- The Washington Times - Thursday, February 9, 2006

The darlings of the Winter Olympics will certainly be figure skating and Alpine skiing, but the more obscure sport of curling — or shuffleboard on ice — is sure to attract its share of viewers, say members of the Potomac Curling Club.

“Curling really seems to strike a chord with people,” said Scott Edie, the club’s spokesman. “Now even my grocery store cashier knows what curling is.”

Mr. Edie says the interest in curling “just exploded” after the 2002 Winter Olympics in Salt Lake City.

The club’s open house after the 2002 Games attracted 700 visitors, though fewer than 100 were expected. Members anticipate even larger turnouts at open-house events scheduled after this year’s Games, which begin with opening ceremonies today.

NBC has hired Mr. Edie, 49, a native Canadian, as a consultant, and he will spend the next two weeks in New York helping those reporting on the Games in Turin, Italy.
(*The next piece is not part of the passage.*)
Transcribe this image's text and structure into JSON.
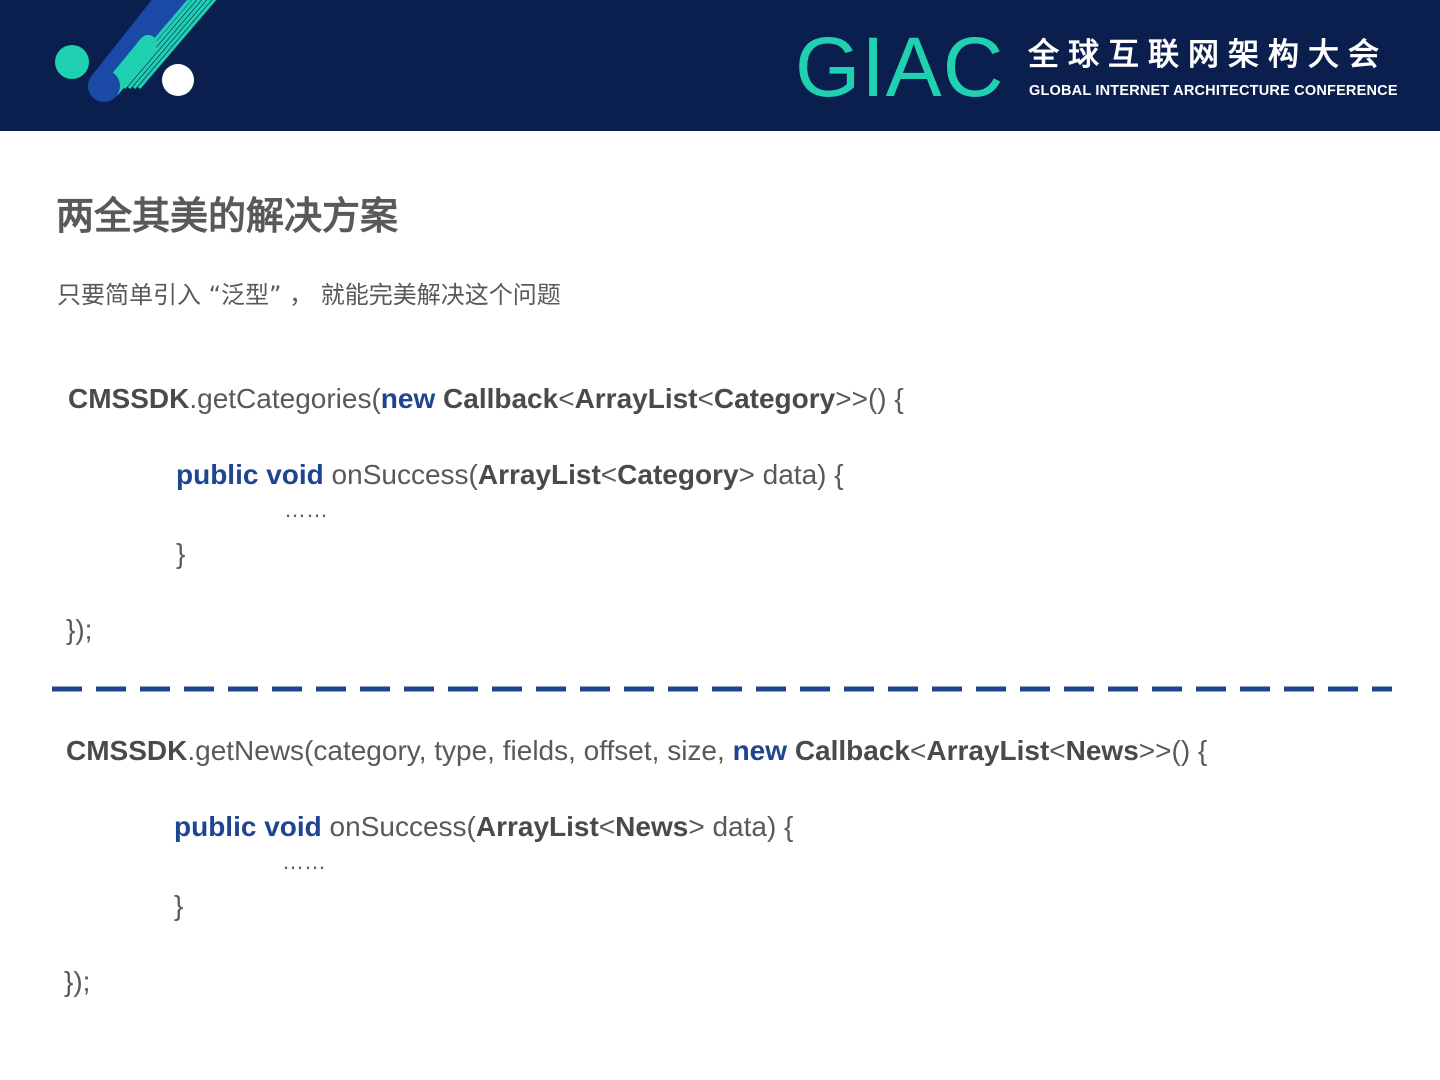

The network plans to show curling, starting Monday, every day from 5 p.m. to 8 p.m., on its CNBC station.

Curling has been an Olympic sport since 1924, but it was only a demonstration event until the 1998 Winter Games at Nagano, Japan.

Today, about 1 million people participate in curling, with about 90 percent of them living in Canada. The United States has more than 15,000 curlers and 135 clubs, most in the north-central region of the country.
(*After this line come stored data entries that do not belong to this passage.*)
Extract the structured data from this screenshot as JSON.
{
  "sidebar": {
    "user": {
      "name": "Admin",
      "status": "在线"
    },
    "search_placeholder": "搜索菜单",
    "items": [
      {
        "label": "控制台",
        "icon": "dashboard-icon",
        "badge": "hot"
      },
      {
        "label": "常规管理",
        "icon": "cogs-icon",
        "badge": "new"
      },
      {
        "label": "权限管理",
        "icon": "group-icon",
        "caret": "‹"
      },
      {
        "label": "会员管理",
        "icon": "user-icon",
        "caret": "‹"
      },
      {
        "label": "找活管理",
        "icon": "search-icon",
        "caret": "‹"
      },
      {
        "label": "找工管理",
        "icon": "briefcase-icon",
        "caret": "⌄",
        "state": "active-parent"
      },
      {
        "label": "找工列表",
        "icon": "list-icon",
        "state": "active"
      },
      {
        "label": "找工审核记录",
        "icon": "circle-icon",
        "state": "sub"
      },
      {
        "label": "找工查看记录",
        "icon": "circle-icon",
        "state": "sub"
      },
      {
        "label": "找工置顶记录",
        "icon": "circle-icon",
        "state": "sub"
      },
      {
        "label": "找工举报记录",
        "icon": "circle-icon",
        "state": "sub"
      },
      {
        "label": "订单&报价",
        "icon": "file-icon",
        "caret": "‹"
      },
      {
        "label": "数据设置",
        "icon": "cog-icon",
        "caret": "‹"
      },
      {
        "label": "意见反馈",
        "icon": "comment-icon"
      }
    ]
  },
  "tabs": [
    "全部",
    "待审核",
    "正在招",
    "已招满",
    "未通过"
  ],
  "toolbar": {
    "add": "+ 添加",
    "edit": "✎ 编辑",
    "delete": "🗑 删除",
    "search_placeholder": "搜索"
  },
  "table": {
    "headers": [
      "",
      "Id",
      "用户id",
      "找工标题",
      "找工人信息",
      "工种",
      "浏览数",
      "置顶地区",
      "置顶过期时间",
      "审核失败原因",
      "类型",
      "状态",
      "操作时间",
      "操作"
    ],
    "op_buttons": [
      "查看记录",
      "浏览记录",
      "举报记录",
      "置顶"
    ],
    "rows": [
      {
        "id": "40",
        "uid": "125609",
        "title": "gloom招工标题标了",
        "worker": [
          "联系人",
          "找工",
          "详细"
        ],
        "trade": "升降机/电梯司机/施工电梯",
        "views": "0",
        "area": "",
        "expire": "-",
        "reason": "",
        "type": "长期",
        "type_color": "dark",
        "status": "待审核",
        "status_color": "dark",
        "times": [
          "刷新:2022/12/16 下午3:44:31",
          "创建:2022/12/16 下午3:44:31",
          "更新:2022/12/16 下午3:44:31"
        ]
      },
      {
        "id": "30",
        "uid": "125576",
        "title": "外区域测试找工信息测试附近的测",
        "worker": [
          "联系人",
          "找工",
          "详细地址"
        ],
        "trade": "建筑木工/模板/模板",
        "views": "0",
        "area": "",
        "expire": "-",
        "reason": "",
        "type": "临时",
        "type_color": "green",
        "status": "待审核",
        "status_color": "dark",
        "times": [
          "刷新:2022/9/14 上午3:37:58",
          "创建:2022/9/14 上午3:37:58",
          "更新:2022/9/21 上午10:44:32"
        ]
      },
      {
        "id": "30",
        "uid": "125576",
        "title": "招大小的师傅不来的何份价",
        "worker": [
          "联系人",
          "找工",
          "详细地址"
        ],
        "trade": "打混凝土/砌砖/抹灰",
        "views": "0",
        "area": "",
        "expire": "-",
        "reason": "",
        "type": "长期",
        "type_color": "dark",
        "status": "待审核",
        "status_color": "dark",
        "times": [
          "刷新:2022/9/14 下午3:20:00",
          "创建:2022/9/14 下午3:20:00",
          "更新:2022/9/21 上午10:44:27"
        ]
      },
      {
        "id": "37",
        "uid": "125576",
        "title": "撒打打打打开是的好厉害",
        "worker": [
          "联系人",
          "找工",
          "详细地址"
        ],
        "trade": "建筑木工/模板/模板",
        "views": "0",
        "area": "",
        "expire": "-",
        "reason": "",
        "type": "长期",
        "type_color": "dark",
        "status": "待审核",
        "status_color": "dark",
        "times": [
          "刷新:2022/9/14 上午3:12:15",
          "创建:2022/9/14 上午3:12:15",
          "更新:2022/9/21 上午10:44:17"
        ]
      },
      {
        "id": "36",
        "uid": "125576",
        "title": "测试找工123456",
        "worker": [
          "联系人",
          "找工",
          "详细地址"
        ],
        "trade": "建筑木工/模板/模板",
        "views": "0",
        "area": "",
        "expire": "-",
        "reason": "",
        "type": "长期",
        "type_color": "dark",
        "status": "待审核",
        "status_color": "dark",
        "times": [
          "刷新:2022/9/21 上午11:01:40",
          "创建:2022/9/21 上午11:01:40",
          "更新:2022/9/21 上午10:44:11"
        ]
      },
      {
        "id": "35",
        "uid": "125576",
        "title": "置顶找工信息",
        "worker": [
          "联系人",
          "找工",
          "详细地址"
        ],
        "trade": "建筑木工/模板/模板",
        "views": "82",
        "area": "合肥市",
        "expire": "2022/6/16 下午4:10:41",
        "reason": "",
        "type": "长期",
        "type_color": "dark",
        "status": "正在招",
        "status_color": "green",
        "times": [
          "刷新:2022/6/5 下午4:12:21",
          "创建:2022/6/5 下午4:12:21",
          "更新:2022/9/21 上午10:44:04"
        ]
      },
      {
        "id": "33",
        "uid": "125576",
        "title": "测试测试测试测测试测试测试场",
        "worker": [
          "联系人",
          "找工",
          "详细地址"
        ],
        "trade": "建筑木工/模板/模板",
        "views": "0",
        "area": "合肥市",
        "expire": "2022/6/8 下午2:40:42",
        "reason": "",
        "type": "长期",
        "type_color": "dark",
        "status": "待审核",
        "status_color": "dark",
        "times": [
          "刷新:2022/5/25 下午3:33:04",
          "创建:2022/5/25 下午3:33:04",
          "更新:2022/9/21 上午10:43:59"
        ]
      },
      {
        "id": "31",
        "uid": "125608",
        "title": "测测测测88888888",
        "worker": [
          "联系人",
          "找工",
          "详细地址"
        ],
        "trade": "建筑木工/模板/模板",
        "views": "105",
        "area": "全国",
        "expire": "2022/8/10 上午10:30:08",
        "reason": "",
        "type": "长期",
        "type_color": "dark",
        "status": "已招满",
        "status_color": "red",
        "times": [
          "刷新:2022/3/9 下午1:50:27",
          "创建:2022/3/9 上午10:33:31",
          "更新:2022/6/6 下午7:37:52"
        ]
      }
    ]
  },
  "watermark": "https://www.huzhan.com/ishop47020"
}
The sport was named curling because “stones” sliding along ice tend to curve or curl.

The game originated in 16th-century Scotland, when farmers slid stones across frozen lakes and ponds. Eventually handles were put on the stones, which in the 20th century became a standard 42 pounds of polished granite.

“It has been described as being like shuffleboard, but it is really more like bocce or lawn bowling,” Mr. Edie said.
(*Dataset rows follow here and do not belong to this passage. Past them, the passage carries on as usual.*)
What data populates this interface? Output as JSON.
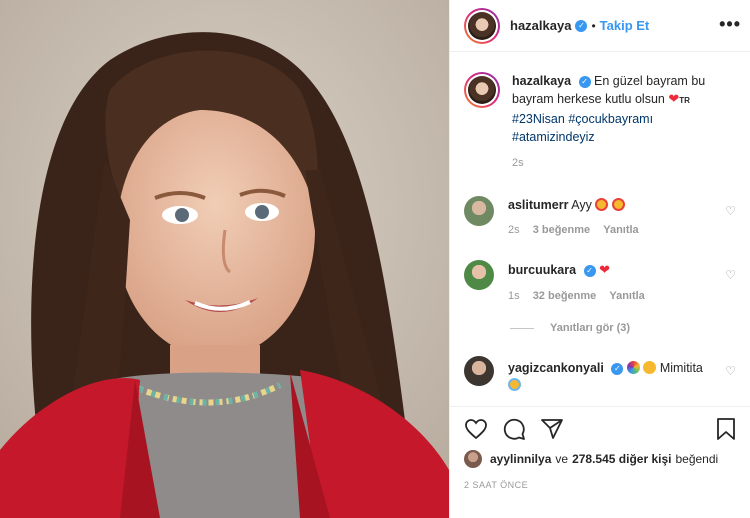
{
  "post": {
    "username": "hazalkaya",
    "follow_label": "Takip Et",
    "dot": "•",
    "more": "•••"
  },
  "caption": {
    "username": "hazalkaya",
    "text": "En güzel bayram bu bayram herkese kutlu olsun",
    "flag_code": "TR",
    "hashtags": [
      "#23Nisan",
      "#çocukbayramı",
      "#atamizindeyiz"
    ],
    "time": "2s"
  },
  "comments": [
    {
      "username": "aslitumerr",
      "text": "Ayy",
      "time": "2s",
      "likes": "3 beğenme",
      "reply": "Yanıtla"
    },
    {
      "username": "burcuukara",
      "text": "",
      "time": "1s",
      "likes": "32 beğenme",
      "reply": "Yanıtla"
    },
    {
      "username": "yagizcankonyali",
      "text": "Mimitita",
      "time": "",
      "likes": "",
      "reply": ""
    }
  ],
  "replies_toggle": "Yanıtları gör (3)",
  "likes": {
    "first_user": "ayylinnilya",
    "connector": "ve",
    "count_text": "278.545 diğer kişi",
    "suffix": "beğendi"
  },
  "posted_ago": "2 SAAT ÖNCE",
  "colors": {
    "accent": "#3897f0",
    "heart": "#ed2a3a",
    "hashtag": "#00376b"
  },
  "icons": [
    "heart-icon",
    "comment-icon",
    "share-icon",
    "bookmark-icon",
    "more-icon",
    "verified-icon"
  ]
}
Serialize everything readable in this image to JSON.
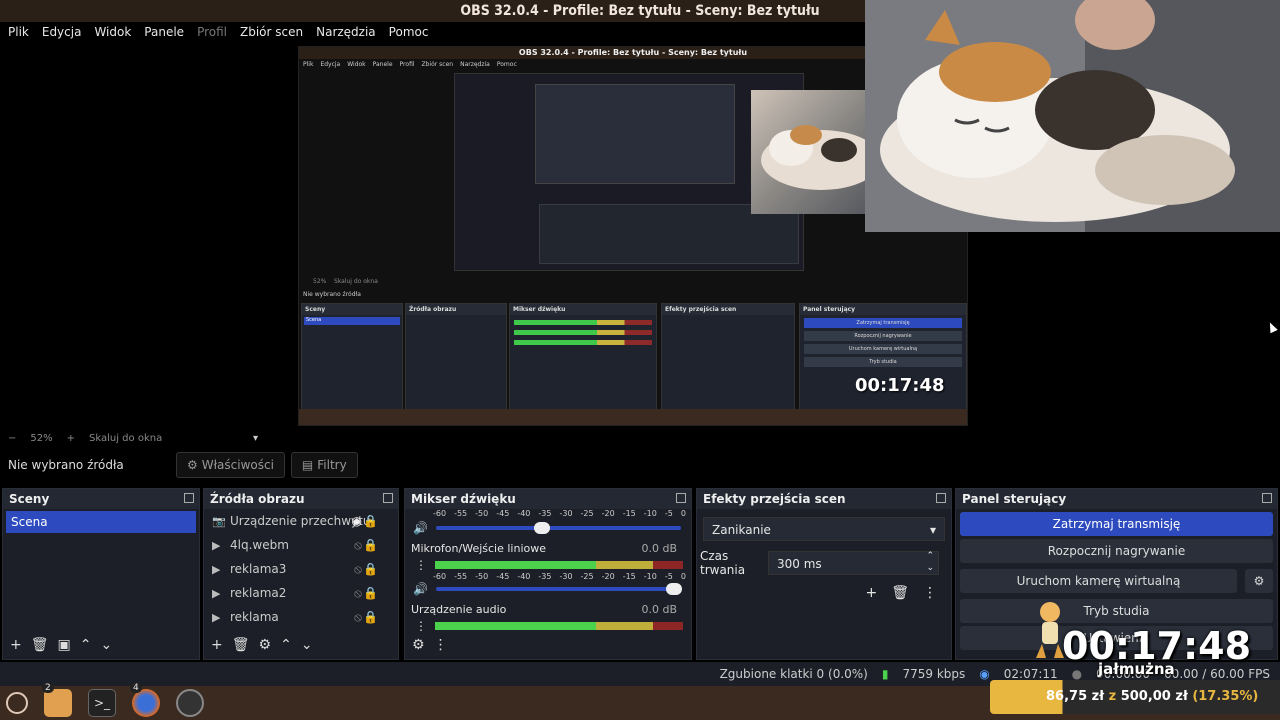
{
  "window": {
    "title": "OBS 32.0.4 - Profile: Bez tytułu - Sceny: Bez tytułu"
  },
  "menu": [
    {
      "label": "Plik",
      "enabled": true
    },
    {
      "label": "Edycja",
      "enabled": true
    },
    {
      "label": "Widok",
      "enabled": true
    },
    {
      "label": "Panele",
      "enabled": true
    },
    {
      "label": "Profil",
      "enabled": false
    },
    {
      "label": "Zbiór scen",
      "enabled": true
    },
    {
      "label": "Narzędzia",
      "enabled": true
    },
    {
      "label": "Pomoc",
      "enabled": true
    }
  ],
  "zoom": {
    "value": "52%",
    "minus": "−",
    "plus": "+",
    "fit": "Skaluj do okna"
  },
  "source_bar": {
    "none_selected": "Nie wybrano źródła",
    "properties": "Właściwości",
    "filters": "Filtry"
  },
  "scenes": {
    "title": "Sceny",
    "items": [
      "Scena"
    ]
  },
  "sources": {
    "title": "Źródła obrazu",
    "items": [
      {
        "name": "Urządzenie przechwytu",
        "icon": "camera-icon",
        "visible": true
      },
      {
        "name": "4lq.webm",
        "icon": "play-icon",
        "visible": false
      },
      {
        "name": "reklama3",
        "icon": "play-icon",
        "visible": false
      },
      {
        "name": "reklama2",
        "icon": "play-icon",
        "visible": false
      },
      {
        "name": "reklama",
        "icon": "play-icon",
        "visible": false
      }
    ]
  },
  "mixer": {
    "title": "Mikser dźwięku",
    "ticks": [
      "-60",
      "-55",
      "-50",
      "-45",
      "-40",
      "-35",
      "-30",
      "-25",
      "-20",
      "-15",
      "-10",
      "-5",
      "0"
    ],
    "channels": [
      {
        "name": "Mikrofon/Wejście liniowe",
        "db": "0.0 dB",
        "level": 0.7
      },
      {
        "name": "Urządzenie audio",
        "db": "0.0 dB",
        "level": 0.55
      }
    ]
  },
  "transitions": {
    "title": "Efekty przejścia scen",
    "selected": "Zanikanie",
    "duration_label": "Czas trwania",
    "duration": "300 ms"
  },
  "controls": {
    "title": "Panel sterujący",
    "stop_stream": "Zatrzymaj transmisję",
    "start_recording": "Rozpocznij nagrywanie",
    "virtual_cam": "Uruchom kamerę wirtualną",
    "studio_mode": "Tryb studia",
    "settings": "Ustawienia"
  },
  "status": {
    "dropped": "Zgubione klatki 0 (0.0%)",
    "bitrate": "7759 kbps",
    "stream_time": "02:07:11",
    "rec_time": "00:00:00",
    "fps": "60.00 / 60.00 FPS"
  },
  "overlay": {
    "timer": "00:17:48",
    "label": "jałmużna",
    "goal_current": "86,75 zł",
    "goal_of": "z",
    "goal_target": "500,00 zł",
    "goal_pct": "(17.35%)"
  },
  "taskbar": {
    "badge_files": "2",
    "badge_firefox": "4"
  },
  "colors": {
    "accent": "#2d4bbf",
    "title_bg": "#2b2018",
    "taskbar_bg": "#3a2a20"
  }
}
Teams take turns shoving the stones toward a target — called a “house” — 126 feet away.

While the stone is sliding, two team members sweep the ice. The friction caused by the sweeping polishes the ice by briefly heating the surface, which makes the rocks travel farther and straighter.

“Sweeping is the part of curling that people find the strangest,” Mr. Edie said. “It doesn’t seem like it would make much of a difference, but it helps the stones travel 15 to 20 feet farther.”

The scoring is similar to that in horseshoes: get your stone closer to the center than your opponent can.

The Potomac club was started in 1961, but it did not have its own facility until members opened the National Capital Curling Center in February 2002. Before then, members had to use hockey rinks, which do not have the right kind of ice.

The center, at 13810 Old Gunpowder Road in Laurel, has four sheets, or playing areas; locker rooms; a pro shop and a kitchen. It is open daily and is run by volunteers who make and maintain the ice, recruit members and host “bonspiels,” the Scottish word for a curling tournament.

The club has about 160 male and female members, who come mostly from Maryland and Virginia.

Jason Sethi is among those who became interested in curling during the Salt Lake City Games, then joined the Potomac club. “It was everywhere on TV,” he said.

Mr. Sethi said he became hooked after attending the club’s open house and being allowed to “throw a stone.”

Members come from all over Maryland and Virginia. The next closest club is in New Jersey after one in Western Maryland shut down. Only five Potomac club members compete at a national level, in part because there is little nearby competition.

“We are at a slight disadvantage because we all grow at the same level together,” he said.